Though more than 16 years have passed since that awful day, the words and life of student Rachel Scott continue to inspire.
Wednesday evening saw an audience of all age groups assemble at Arcanum High School to learn about Scott, and more importantly, how to put the positive message of her life into action today.
Aaron Kinebrew, a speaker for the non-profit organization “Rachel’s Challenge,” presented an hour-long program highlighting the life of Scott through a combination of sound, videos and photos.
“I prefer to call myself an ‘inspirational speaker,’ not a ‘motivational speaker,’” said Kinebrew. “I’m not here to motivate people, I want to inspire them.
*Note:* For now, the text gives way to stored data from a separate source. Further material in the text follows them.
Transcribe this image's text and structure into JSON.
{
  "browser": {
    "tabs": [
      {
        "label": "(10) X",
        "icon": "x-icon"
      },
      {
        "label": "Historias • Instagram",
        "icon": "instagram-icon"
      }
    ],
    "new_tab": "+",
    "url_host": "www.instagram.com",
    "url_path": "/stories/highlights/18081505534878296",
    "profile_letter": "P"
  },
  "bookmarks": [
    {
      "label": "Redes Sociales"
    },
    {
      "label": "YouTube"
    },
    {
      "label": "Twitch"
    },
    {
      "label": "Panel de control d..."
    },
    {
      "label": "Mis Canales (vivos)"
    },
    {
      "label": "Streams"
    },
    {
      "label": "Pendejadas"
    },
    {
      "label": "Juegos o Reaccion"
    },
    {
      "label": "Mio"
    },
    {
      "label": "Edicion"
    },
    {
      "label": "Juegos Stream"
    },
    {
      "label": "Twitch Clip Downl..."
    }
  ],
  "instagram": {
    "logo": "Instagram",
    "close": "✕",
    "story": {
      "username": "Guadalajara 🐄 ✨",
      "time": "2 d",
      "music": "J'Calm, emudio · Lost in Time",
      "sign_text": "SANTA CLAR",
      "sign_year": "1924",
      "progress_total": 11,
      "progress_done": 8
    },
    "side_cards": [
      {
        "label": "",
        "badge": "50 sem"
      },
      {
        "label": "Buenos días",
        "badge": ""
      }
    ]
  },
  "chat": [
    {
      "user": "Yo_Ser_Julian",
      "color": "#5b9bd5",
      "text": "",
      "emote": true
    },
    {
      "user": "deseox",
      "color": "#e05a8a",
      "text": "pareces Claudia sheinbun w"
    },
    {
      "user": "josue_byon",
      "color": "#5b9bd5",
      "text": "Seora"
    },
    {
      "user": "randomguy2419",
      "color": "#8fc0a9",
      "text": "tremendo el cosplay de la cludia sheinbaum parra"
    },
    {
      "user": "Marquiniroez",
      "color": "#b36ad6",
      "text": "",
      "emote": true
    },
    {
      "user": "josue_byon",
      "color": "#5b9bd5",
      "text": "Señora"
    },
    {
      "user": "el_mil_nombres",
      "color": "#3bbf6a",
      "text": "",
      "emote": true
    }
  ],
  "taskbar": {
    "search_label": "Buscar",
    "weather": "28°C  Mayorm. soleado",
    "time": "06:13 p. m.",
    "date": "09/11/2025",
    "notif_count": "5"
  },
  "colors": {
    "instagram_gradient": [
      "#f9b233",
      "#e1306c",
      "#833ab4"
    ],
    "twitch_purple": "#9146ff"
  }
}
This is my passion.”
Rachel’s Challenge is a series of student-empowering programs that equip students and adults to create and sustain safe, caring and supportive learning environments essential for academic achievement.
During her short life, Scott left a legacy of reaching out to those who were different, picked on by others, or who were new at her school.
It wasn’t until after Scott’s death that her family fully realized how much of a positive impact she had on others.
In but one instance, she defended a special needs student from bullies. Following the Columbine tragedy, the young man told her family that before this happened, he had planned to commit suicide. Her intervention and kindness changed his mind.
Shortly before her death, Scott wrote, “I have this theory that if one person can go out of their way to show compassion, then it will start a chain reaction of the same. People will never know how far a little kindness can go.”
Kinebrew’s presentation included five key concepts derived from Scott’s experience:
- Eliminate prejudice
- Dream big
- Choose positive influences
- Speak with kindness
- Start your own chain reaction
“People tend to respond to what we expect of them,” Kinebrew told the audience. “You can always find what you look for in others, good or bad.”
“Words have power,” he added. “They have the power to hurt or heal, to destroy or build.”
Arcanum Schools Superintendent John Stephens said that earlier in the day, the Rachel’s Challenge program was presented to the district’s middle school and high school students.
“This fits in well with some of the programs we’re working on this year,” he said. “We want to make sure we’re recognizing positive behavior among our students.”
Jason Stephan, Arcanum High School principal, agreed, saying that as a result of Rachel’s Challenge, the school has selected 40 students to be trained to help implement the program.
“Our kids are already good kids,” he remarked, “but we’d like to see what kind of greater difference we can make in the school, community and the world. We want to use this as a catalyst to keep kindness and compassion building in our school.”
“It’s a powerful message,” Stephan added. “It hits you like a ton of bricks.”